Labour are losers when it comes to university funding
When a university student leaves education, most will have thousands of pounds worth of debt. Tuition fee loans and maintenance loans all add up to a pretty hefty sum of money. We will all, or the majority of us at least, be sent out into the world with a massive debt on our shoulders to carry with us wherever we go.
It’s true that it’s paid back slowly and steadily when you are earning over £15,000 a year but interest starts from day one, and as interest does, just keeps growing. Is it right that our government are sending young professionals out into the working world saddled with this expense? Some say that students choose to go to university, but is it in fact, as I’ve mentioned before, that students are pushed into further education, and only go because everyone else does? Does that relate back to society making going to university the done thing? Is it right that the government, who enforced tuition fees and maintenance loans as opposed to the grant system, went through education and benefitted from said grants? I think not.
Living as a student is hard work – and its expensive. Not just to support the drinking habits or pasta and pot noodle diets, but to rent accommodation, buy essentials – notebooks, pens, text books, laptops, contents insurance. The list goes on. And on.
I’m all for tuition fees. Why shouldn’t universities get money for training people to do careers that will help them to provide for themselves for the rest of their lives? I understand that the government massively subsidise the fees we pay, but why not bring back maintenance grants? Why not put all of the governments spending for higher education into one big pot and split it equally between all students? Just because parents earn it doesn’t mean that they are capable of giving it to their children.

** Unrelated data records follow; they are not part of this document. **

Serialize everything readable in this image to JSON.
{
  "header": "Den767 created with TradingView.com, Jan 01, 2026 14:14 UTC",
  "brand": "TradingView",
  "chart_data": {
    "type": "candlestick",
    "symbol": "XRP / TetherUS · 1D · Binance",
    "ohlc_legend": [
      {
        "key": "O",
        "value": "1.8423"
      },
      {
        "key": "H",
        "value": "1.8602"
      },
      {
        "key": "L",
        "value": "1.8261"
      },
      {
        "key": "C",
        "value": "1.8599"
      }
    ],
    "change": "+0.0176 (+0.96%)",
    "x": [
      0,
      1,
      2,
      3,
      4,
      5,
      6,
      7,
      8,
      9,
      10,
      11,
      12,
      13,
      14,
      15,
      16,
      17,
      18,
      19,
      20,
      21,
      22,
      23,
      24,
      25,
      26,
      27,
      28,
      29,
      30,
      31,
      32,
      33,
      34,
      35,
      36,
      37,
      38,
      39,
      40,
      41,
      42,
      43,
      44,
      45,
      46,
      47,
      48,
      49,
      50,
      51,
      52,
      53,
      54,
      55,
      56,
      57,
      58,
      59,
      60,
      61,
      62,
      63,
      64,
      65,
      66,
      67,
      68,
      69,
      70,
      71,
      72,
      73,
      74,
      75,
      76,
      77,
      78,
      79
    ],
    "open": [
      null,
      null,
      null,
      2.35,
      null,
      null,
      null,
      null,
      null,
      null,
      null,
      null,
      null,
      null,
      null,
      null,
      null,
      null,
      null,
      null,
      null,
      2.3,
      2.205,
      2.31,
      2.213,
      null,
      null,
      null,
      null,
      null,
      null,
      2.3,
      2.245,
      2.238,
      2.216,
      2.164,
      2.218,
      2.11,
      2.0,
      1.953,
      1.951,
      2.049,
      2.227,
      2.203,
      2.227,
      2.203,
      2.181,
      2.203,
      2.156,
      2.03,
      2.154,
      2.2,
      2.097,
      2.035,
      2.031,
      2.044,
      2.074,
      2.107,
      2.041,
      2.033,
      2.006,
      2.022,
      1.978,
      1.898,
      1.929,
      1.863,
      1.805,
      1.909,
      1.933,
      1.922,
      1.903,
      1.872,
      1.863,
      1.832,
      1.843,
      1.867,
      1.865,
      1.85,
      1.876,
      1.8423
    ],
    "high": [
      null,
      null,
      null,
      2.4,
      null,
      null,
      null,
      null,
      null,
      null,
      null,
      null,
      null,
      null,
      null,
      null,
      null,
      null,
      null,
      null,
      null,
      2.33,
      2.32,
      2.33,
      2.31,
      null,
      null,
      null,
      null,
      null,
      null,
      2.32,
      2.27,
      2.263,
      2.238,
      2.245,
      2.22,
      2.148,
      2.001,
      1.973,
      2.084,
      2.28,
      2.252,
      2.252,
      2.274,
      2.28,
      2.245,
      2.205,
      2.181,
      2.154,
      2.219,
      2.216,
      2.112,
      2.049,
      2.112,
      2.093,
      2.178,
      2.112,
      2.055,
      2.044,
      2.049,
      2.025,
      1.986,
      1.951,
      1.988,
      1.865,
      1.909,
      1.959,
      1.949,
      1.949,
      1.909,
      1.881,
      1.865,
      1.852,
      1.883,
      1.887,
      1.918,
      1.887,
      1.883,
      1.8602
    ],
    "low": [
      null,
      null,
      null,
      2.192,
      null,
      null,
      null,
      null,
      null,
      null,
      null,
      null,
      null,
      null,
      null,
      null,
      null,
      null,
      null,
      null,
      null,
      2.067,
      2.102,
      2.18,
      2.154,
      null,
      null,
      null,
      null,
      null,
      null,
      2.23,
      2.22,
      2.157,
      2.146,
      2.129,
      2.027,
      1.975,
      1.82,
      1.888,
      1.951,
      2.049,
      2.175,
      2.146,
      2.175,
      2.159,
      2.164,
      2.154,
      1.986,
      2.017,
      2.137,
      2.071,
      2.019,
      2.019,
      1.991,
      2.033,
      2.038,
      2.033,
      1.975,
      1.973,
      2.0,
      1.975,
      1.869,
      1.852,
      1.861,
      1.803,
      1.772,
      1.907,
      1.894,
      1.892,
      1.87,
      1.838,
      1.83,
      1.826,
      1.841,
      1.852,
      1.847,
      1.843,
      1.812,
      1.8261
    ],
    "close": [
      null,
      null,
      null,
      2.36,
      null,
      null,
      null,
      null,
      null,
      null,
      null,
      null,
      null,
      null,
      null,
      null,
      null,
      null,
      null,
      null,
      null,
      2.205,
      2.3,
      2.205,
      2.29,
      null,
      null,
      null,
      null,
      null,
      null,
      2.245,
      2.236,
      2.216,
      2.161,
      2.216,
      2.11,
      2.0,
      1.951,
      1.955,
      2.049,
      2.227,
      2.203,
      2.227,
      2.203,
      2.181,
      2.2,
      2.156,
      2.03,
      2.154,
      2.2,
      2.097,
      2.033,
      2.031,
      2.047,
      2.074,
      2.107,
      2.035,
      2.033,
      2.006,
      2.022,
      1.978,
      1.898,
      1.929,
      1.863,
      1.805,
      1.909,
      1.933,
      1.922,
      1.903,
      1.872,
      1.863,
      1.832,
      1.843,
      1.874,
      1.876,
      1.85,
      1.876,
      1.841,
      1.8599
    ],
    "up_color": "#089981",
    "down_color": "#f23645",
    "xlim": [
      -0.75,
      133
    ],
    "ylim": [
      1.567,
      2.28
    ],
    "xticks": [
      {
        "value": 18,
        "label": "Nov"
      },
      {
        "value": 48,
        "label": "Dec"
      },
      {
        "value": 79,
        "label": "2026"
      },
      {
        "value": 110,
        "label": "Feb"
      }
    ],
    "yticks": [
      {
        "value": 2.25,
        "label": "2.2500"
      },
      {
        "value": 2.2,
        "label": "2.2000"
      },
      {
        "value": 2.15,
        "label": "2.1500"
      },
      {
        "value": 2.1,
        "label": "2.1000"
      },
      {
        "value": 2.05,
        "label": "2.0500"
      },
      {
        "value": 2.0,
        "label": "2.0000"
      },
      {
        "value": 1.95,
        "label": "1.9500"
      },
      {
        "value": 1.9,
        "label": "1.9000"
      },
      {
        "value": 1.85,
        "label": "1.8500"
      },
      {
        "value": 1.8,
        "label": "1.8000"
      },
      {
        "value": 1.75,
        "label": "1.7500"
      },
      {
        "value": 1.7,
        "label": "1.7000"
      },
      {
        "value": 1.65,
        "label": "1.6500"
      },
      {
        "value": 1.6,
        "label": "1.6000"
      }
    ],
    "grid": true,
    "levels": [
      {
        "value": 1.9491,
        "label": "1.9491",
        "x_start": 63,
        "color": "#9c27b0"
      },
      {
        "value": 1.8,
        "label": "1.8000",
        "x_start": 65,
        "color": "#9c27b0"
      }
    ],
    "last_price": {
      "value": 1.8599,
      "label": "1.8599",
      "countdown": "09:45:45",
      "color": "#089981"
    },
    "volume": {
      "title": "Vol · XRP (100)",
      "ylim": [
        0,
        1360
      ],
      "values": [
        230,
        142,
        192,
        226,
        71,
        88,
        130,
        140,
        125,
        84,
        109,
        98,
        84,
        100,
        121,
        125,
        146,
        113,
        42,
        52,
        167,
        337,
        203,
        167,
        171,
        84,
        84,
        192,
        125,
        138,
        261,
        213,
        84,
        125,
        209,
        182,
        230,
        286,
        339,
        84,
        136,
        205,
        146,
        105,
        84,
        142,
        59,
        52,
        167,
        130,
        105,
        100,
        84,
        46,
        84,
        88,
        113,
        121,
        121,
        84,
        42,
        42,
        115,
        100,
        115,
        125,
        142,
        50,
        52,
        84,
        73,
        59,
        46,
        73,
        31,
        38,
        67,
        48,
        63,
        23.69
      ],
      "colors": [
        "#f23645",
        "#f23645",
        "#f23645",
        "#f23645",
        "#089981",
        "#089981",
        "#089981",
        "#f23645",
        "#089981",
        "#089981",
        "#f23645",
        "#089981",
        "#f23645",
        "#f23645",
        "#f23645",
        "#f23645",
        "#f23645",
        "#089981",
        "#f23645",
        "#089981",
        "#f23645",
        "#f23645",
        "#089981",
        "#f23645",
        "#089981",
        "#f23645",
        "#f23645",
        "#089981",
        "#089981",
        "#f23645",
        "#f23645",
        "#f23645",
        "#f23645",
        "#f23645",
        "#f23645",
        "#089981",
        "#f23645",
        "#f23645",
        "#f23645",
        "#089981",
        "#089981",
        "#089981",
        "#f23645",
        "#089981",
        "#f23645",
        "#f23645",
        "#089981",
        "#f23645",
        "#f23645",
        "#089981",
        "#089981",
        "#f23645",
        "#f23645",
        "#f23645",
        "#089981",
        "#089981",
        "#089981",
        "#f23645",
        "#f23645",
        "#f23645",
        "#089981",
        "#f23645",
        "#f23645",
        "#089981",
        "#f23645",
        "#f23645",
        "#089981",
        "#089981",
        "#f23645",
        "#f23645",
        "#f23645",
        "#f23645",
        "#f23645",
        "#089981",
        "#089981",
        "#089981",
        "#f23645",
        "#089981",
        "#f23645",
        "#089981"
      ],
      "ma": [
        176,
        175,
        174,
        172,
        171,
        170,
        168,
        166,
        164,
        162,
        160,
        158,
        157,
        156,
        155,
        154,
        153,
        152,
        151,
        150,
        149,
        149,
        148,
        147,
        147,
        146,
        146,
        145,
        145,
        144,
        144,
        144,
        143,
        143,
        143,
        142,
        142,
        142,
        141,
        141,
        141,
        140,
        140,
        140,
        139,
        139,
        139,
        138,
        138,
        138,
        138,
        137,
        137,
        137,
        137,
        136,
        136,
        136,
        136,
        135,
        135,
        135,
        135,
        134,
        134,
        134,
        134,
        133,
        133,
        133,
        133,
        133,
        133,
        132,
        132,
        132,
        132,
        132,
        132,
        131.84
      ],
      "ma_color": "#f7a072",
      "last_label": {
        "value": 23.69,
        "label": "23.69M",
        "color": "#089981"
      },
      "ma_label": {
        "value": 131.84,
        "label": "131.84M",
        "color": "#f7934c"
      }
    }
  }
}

My mother set up her own business last year – so I feel guilty asking for money when her company is still teething. As a result of my mum leaving part time employment and going self employed, I’ve benefitted from the income assessed maintenance loan but it doesn’t seem right to me that I’m getting more than my course mate sat next to me, or someone on the same course 200 miles away. And I’m careful with my money, but I’m still struggling, so how are the people on less money than me finding living as a student?
Going back to it (before I get tomatoes and rotten veg thrown at me and the crowd begin to get restless and start to swear at me) as far as I’m concerned the Labour government suck at university funding in the UK.
*I appologise to my fellow students who come from other far more exciting places than the UK who are probably reading this and thinking how stuck up I am, as I know that they have to pay substantially more than we do for tuition fees alone. I can only imagine your aggravation is far more than mine.